Their disposition: The Iron Wolves are scavengers and opportunists, not zealots. They will fight to defend a claim, but they do not want to die for a locked door they cannot open. They can be reasoned with.
The party can:
- Fight them. A straight combat encounter. The lookout on the roof joins combat on Round 2 if not dealt with first. See enemy stats below.
- Negotiate. Persuasion DC 14 to convince Harsk to share whatever is inside, or Deception DC 15 to bluff the party into the building on a false pretense. If the party can open the server room door, Harsk may agree to split the findings rather than risk a fight.

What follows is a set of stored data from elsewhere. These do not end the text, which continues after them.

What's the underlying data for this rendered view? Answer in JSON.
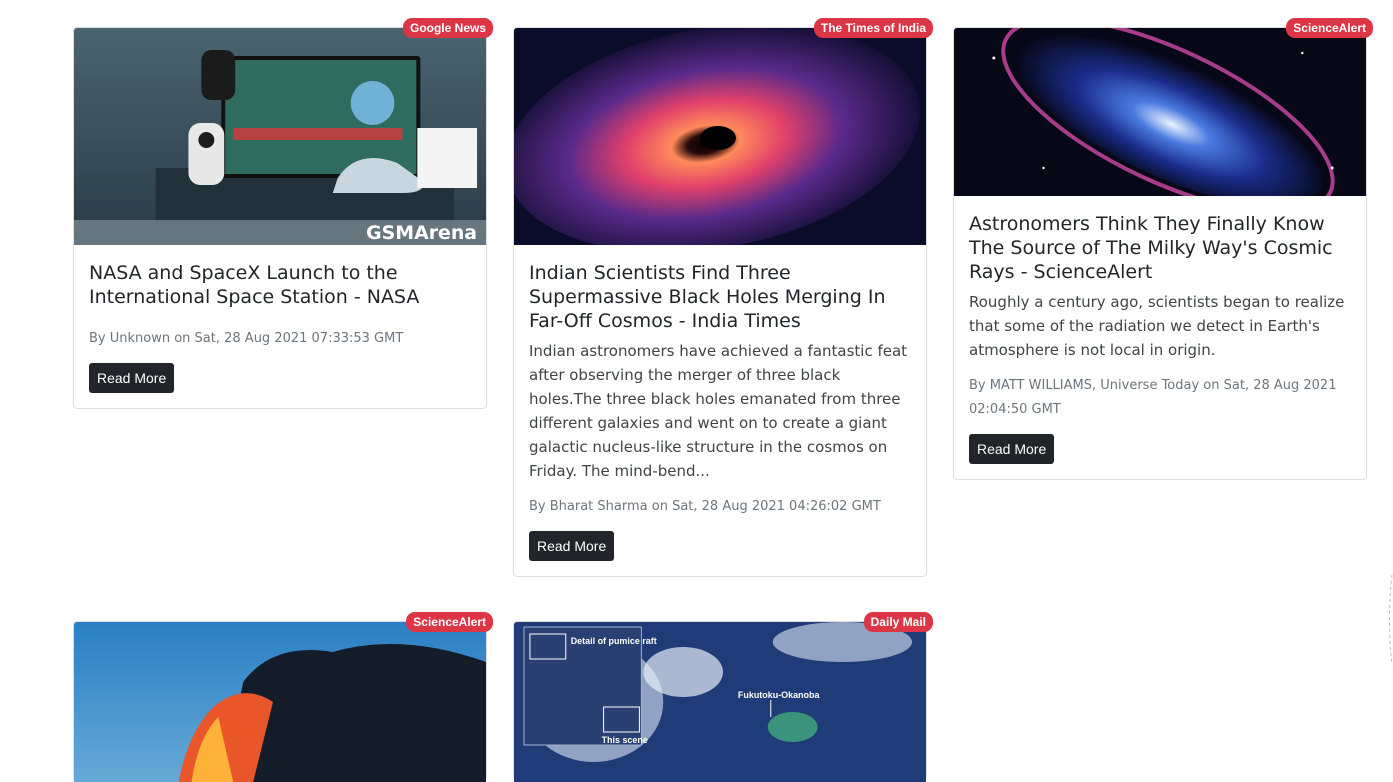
{
  "cards": [
    {
      "source": "Google News",
      "title": "NASA and SpaceX Launch to the International Space Station - NASA",
      "description": "",
      "meta": "By Unknown on Sat, 28 Aug 2021 07:33:53 GMT",
      "button": "Read More",
      "image_caption": "GSMArena"
    },
    {
      "source": "The Times of India",
      "title": "Indian Scientists Find Three Supermassive Black Holes Merging In Far-Off Cosmos - India Times",
      "description": "Indian astronomers have achieved a fantastic feat after observing the merger of three black holes.The three black holes emanated from three different galaxies and went on to create a giant galactic nucleus-like structure in the cosmos on Friday. The mind-bend...",
      "meta": "By Bharat Sharma on Sat, 28 Aug 2021 04:26:02 GMT",
      "button": "Read More"
    },
    {
      "source": "ScienceAlert",
      "title": "Astronomers Think They Finally Know The Source of The Milky Way's Cosmic Rays - ScienceAlert",
      "description": "Roughly a century ago, scientists began to realize that some of the radiation we detect in Earth's atmosphere is not local in origin.",
      "meta": "By MATT WILLIAMS, Universe Today on Sat, 28 Aug 2021 02:04:50 GMT",
      "button": "Read More"
    },
    {
      "source": "ScienceAlert"
    },
    {
      "source": "Daily Mail",
      "image_labels": [
        "Detail of pumice raft",
        "This scene",
        "Fukutoku-Okanoba"
      ]
    }
  ]
}
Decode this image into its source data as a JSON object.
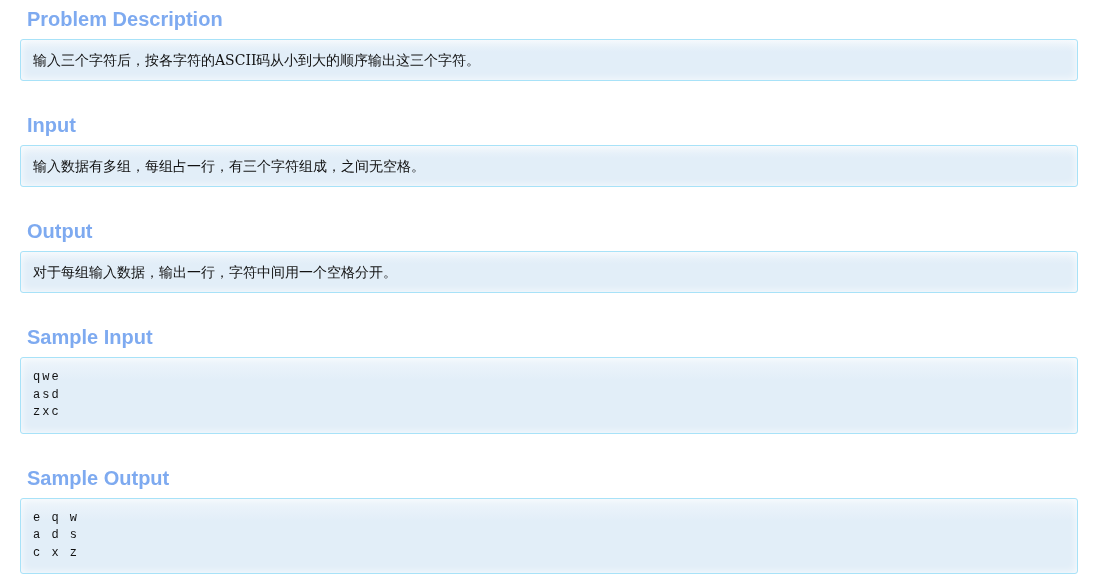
{
  "sections": [
    {
      "heading": "Problem Description",
      "kind": "text",
      "body": "输入三个字符后，按各字符的ASCII码从小到大的顺序输出这三个字符。"
    },
    {
      "heading": "Input",
      "kind": "text",
      "body": "输入数据有多组，每组占一行，有三个字符组成，之间无空格。"
    },
    {
      "heading": "Output",
      "kind": "text",
      "body": "对于每组输入数据，输出一行，字符中间用一个空格分开。"
    },
    {
      "heading": "Sample Input",
      "kind": "code",
      "body": "qwe\nasd\nzxc"
    },
    {
      "heading": "Sample Output",
      "kind": "code",
      "body": "e q w\na d s\nc x z"
    }
  ]
}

- Sneak past them. Stealth DC 13 (group check) to slip through the ground floor while the scouts are distracted by their argument. Failure means one scout spots the party and raises an alarm.
- Create a distraction. The party can lure the scouts away from the building (a noise outside, a fake radio signal, a fire) and reach the server room while they investigate. Requires a plan and at least one successful skill check (GM's call on the DC based on the plan's quality, DC 12-15).
Enemy Stats
Iron Wolf Scout (x4)
| Stat | Value |
|---|---|
| HP | 12 |
| DV | 13 |
| Speed | 30 ft |
| MIG +1, AGI +2, END +1, INT +0, WIS +0, PRE -1 |
Attack: Pipe Pistol +4 to hit, 1d6 damage, range 30/60 (unreliable — jams on natural 1) Melee: Scrap Knife +3 to hit, 1d4 damage Armor: Leather scraps (DV bonus +1) Tactics: Take cover and shoot. Flee if two or more scouts drop.
Iron Wolf Sergeant — Harsk (x1)
| Stat | Value |
|---|---|
| HP | 22 |
| DV | 14 |
| Speed | 30 ft |
| MIG +2, AGI +2, END +2, INT +0, WIS +1, PRE +1 |
Attack: Hunting Rifle +5 to hit, 1d10 damage, range 100/400 (2-action reload) Melee: Machete +4 to hit, 1d8 damage Armor: Reinforced Leather (DV bonus +2) Tactics: Stays behind cover and uses the hunting rifle. Switches to machete if engaged in melee. Calls for retreat when reduced to half HP (11 or below). Will negotiate surrender if cornered alone.
Rewards
- Terminal Data: Coordinates to Bunker Sigma-9 (two days northeast). This is the real prize and a ready-made hook for the next session or a full campaign.
- Salvage: 2d6 x 10 credits worth of usable parts and components from the relay equipment.
- Sergeant's Weapon: Harsk's hunting rifle (Tier 2, 1d10 damage, range 100/400, 2-action reload) if the party defeats or disarms him.
- Goodwill (if negotiated): The Iron Wolf scouts remember the party. Harsk may become a contact, a rival, or a reluctant ally depending on how the conversation went.
GM Notes
Let the players approach this however they want. The scenario is designed with four clear paths (fight, talk, sneak, distract), but players will invent a fifth. Let them. Combat is one option, not the default, and a smart party can walk out of here with everything they need without firing a shot.
If the party negotiates with Harsk, keep him in your back pocket. A pragmatic Iron Wolf sergeant who owes the party a favor (or a grudge) is more valuable than a dead one. He knows the region, has contacts, and can show up later when the story needs a familiar face.
The bunker coordinates are deliberately open-ended. Bunker Sigma-9 can be whatever your campaign needs: a dungeon crawl, a faction strongpoint, a horror scenario, or simply a rich supply cache. The acknowledgment signal means someone else is headed there too, which gives you a built-in ticking clock for the next session.